Today, the thought of tapping into the vast and expanding reservoir of data that resides inside and outside a business can seem overwhelming. Yet, it’s increasingly difficult for businesses to remain viable without making the effort.
Consider: Just a decade ago, the sum of all data (public and private) equaled around 1,000 Exabytes (i.e., billions of gigabytes). That may seem like a lot; but today, it’s around 30,000-plus Exabytes, or put another way, 30,000-plus quintillion data points (translation: lots). By 2020, that already gargantuan volume of data will double in size, with more exponential growth slated for the years to come.
No matter what business you’re in, data matters – today more than ever – and there is a strong business case for properly leveraging it. Conversely, ignoring it – or deemphasizing its relevance – will probably cost your business in ways you may or may not immediately recognize.
If you own or operate a business, ask yourself:
- How can I understand what my customers are thinking, and what’s driving their buying behavior?
- How can my sales and marketing team increase sales?
- Is my team being efficient, and how do I know?
- What are today’s buying trends?
- How can I stay closer to my customers…increase their loyalty…win back customers that I’ve lost…and understand why they left in the first place?
Finding answers starts by asking four primary questions:
- What happened? (in business consulting circles, we call this Descriptive Analytics)
- Why did it happen? (aka, Diagnostic Analytics)
- What will happen? (aka, Predictive Analytics)
- How can we make it happen—or prevent it from happening? (aka, Prescriptive Analytics)
Data analytics plays a key role in addressing each question. You start by applying descriptive analytics to question #1. For example, if you feel you have fewer customers today than you did at this same time last year, descriptive analytics bring the issue into clear focus. Essentially, they describe what happened.
Next, diagnostic analytics converts data into information that can be used to understand the reasons behind an issue. In the example above, that 20 percent decrease may be traceable to a better-engineered and less-expensive product offered by a new competitor.

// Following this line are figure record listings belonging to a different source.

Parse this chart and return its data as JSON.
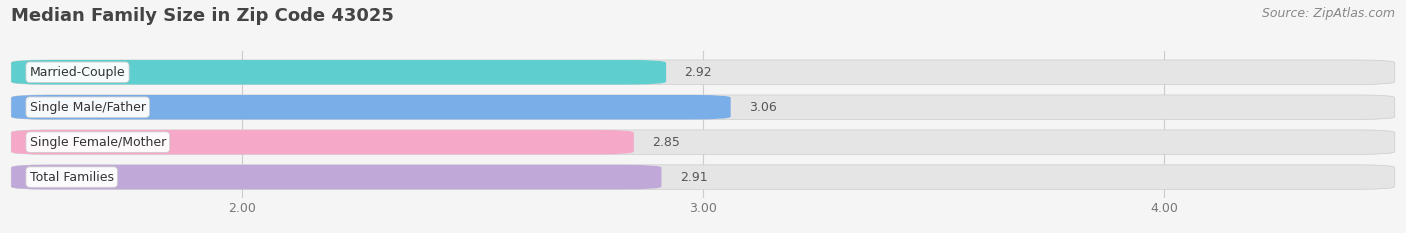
{
  "title": "Median Family Size in Zip Code 43025",
  "source": "Source: ZipAtlas.com",
  "categories": [
    "Married-Couple",
    "Single Male/Father",
    "Single Female/Mother",
    "Total Families"
  ],
  "values": [
    2.92,
    3.06,
    2.85,
    2.91
  ],
  "bar_colors": [
    "#5ecece",
    "#7aaee8",
    "#f5a8c8",
    "#c0a8d8"
  ],
  "xlim": [
    1.5,
    4.5
  ],
  "xstart": 1.5,
  "xticks": [
    2.0,
    3.0,
    4.0
  ],
  "xtick_labels": [
    "2.00",
    "3.00",
    "4.00"
  ],
  "background_color": "#f5f5f5",
  "bar_background_color": "#e5e5e5",
  "title_fontsize": 13,
  "source_fontsize": 9,
  "bar_height": 0.7,
  "value_fontsize": 9,
  "label_fontsize": 9,
  "tick_fontsize": 9
}
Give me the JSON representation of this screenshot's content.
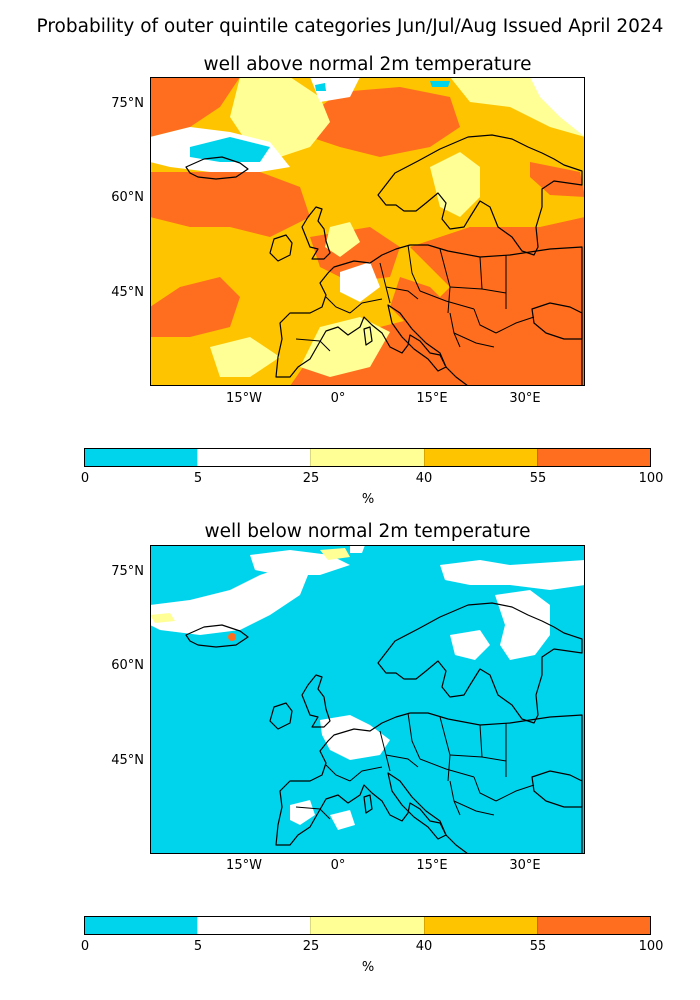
{
  "figure_title": "Probability of outer quintile categories Jun/Jul/Aug Issued April 2024",
  "colors": {
    "c0_5": "#00d4ec",
    "c5_25": "#ffffff",
    "c25_40": "#ffff96",
    "c40_55": "#ffc400",
    "c55_100": "#ff6e1e",
    "coast": "#000000"
  },
  "lat_labels": [
    "75°N",
    "60°N",
    "45°N"
  ],
  "lon_labels": [
    "15°W",
    "0°",
    "15°E",
    "30°E"
  ],
  "colorbar": {
    "ticks": [
      "0",
      "5",
      "25",
      "40",
      "55",
      "100"
    ],
    "unit": "%"
  },
  "panels": [
    {
      "title": "well above normal 2m temperature",
      "pattern": "above"
    },
    {
      "title": "well below normal 2m temperature",
      "pattern": "below"
    }
  ]
}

From there, predictive analytics is used to answer question #3 (what will happen as a result of this better, faster, cheaper product); and prescriptive analytics provides insight to help you respond appropriately to this threat. As this process unfolds, hindsight leads to foresight, which enables your business to spot and anticipate trends both internal and external, and plan accordingly. You can attempt this based on experience or intuition, but numbers don’t lie.
Data analytics applies to businesses of all sizes and scopes. In this digital age, businesses aren’t being disrupted by the competitor down the street. Rather, established businesses and startups halfway around the globe are turning bold ideas into disruptive technologies, products and services that affect your business. If you aren’t leveraging the vast pool of available data to become smarter at what you do, rest assured they are.
Understanding the Value of Different Types of Data
Data engineers and scientists call some of today’s expanding data pool structured data, and it encompasses things like CRM and ERP stats, census data and more. Certainly, this is useful information. Yet, an exceedingly large proportion of this data is “unstructured”—i.e., survey results, social media posts and video content. If you’re looking to get inside the hearts and minds of customers and prospects, this is where to look.
Unstructured data reveals what your customers and prospects are saying about your business in an environment you don’t control. While their criticisms may be hard to swallow, their insights are honest, and valuable to your business.
Getting Started – 5 Steps to Success
When I speak about data analytics to clients and business leaders, the question I most often hear is, “How do I get started?” I believe this path unfolds in 5 distinct stages:
- Start by asking the right questions. What’s happening that affects the business, from small issues to large ones.
- Acquire data – internal, external, structured and unstructured – then convert it into information to create value.
- Focus on high-impact areas. Data analytics products can be tactical when necessary, but you’ll want to focus your time and resources on endeavors that create the best possible business outcomes for your enterprise.
- Use the right tools. It may be wise at this stage to reach out to data analysts, data engineers or even data scientists for help in leveraging data to impact your business. Based on the business objectives you’ve established, it could be money well spent. Additionally, trusted business consultant can ask and address the right questions, and ultimately, help navigate you toward the right solutions.)
- Tell stories. Stories connect with people; the meaning and impact really resonate more strongly than raw facts and figures. Specifically, they illuminate and turn raw data into understandable insights. The number seven is pretty meaningless by itself without putting it in some context – for example, disclosing that last year, Business XYZ grew by three percent while its competitors grew by five percent—and XYZ’s goal was to grow by seven percent more than last year.
Bringing sense and understanding to raw data, facts and figures is critical. Historically, business leaders and owners have relied on intuition and experience to address rapidly changing opportunities and challenges. With a global economy and fast-moving competitors, it may not be sufficient to solely rely on intuition and experience any longer. Capitalizing on the data that surrounds us and can inform us is too big an advantage to ignore any longer.